Enabling avoidance may make PTSD worse. Sarah Roff, a psychiatrist, has sounded the same note in the Chronicle of Higher Education.
As a psychiatrist, I nonetheless have to question whether trigger warnings are in such students’ best interests. One of the cardinal symptoms of PTSD is avoidance, which can become the most impairing symptom of all. If someone has been so affected by an event in her life that reading a description of a rape in Ovid’s Metamorphoses can trigger nightmares, flashbacks, and panic attacks, she is likely to be functionally impaired in areas of her life well beyond the classroom. The solution is not to help these students dig themselves further into a life of fear and avoidance by allowing them to keep away from upsetting material.
Now, this does not imply that we ought to go around trying to trigger memories of trauma in order to confer upon the traumatized the therapeutic benefits of facing their troubles head-on. That kind of intentional confrontation ought to occur in a controlled, clinical context. But it seems clear enough that catering to avoidance by offering speculative warnings and by tiptoeing around possibly sensitive subjects doesn’t really help, and might even hurt a little. It seems pretty implausible that teachers and writers might have some kind of general obligation to do something that doesn’t really help and might even make things worse, doesn’t it?
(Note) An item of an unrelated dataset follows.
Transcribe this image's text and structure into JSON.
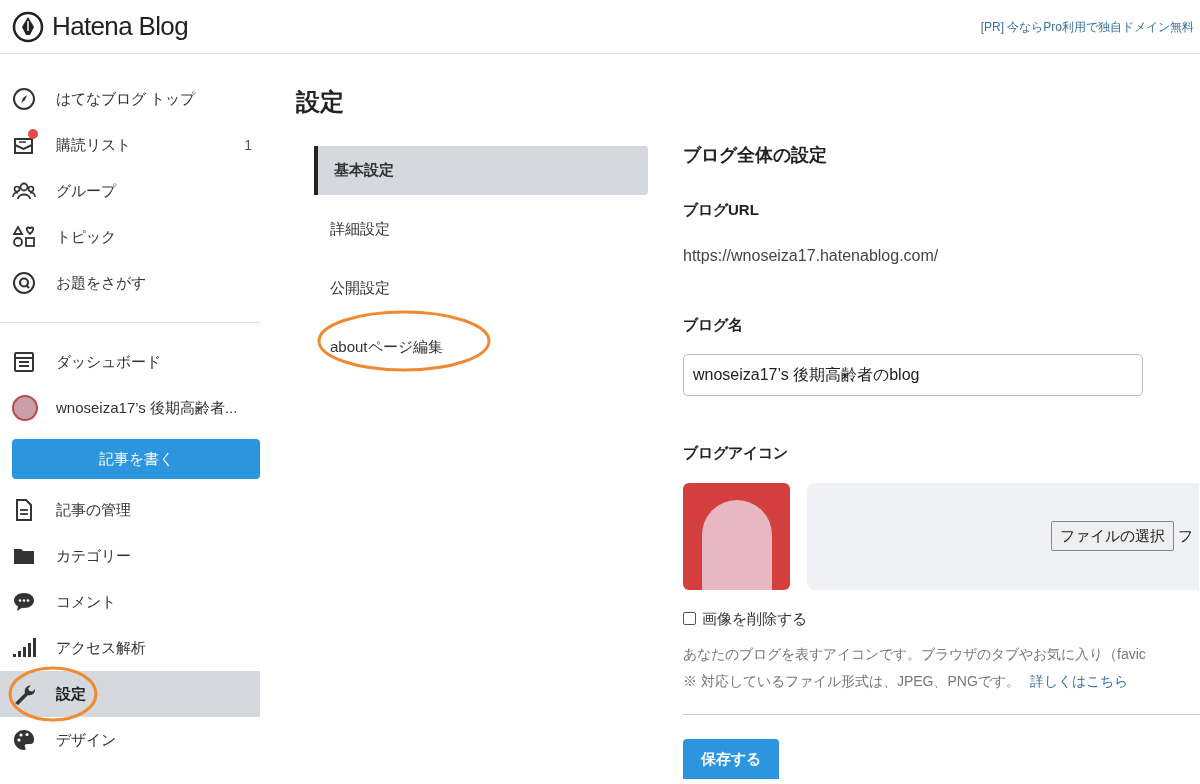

Roff goes on to make an interesting point that had not occurred to me. Triggering works through a sometimes unpredictable associative logic, making it very hard to avoid stumbling into potentially triggering territory. She writes:
I am also skeptical that labeling sensitive material with trigger warnings will prevent distress. The scientific literature about trauma teaches us that it seeps into people’s lives by networks of association. Someone who has been raped by a man in a yellow shirt at a bus stop may start avoiding not only men, but bus stops and perhaps even anyone wearing yellow. A soldier who has seen a comrade killed by a roadside explosive device may come to avoid not just parked vehicles, but also civilians who look like the people he or she saw right before the device exploded. Since triggers are a contagious phenomenon, there will never be enough trigger warnings to keep up with them. It should not be the job of college educators to foster this process.
Moreover, it will be a shame, and a deep loss, if our educational culture becomes so painfully sensitive, so leery of any subject that might make anyone feel anxious and uncomfortable, that it becomes impossible to intelligently examine the dark side of the human experience in the classroom. We don’t need the pitiless anti-PC provocation to which some conservatives seem to prone, but we do need a firm, mature insistence that the serious, detailed collective exploration of violence, sex, war, pain, and death is simply too important to defer because of any one person’s troubled autobiography.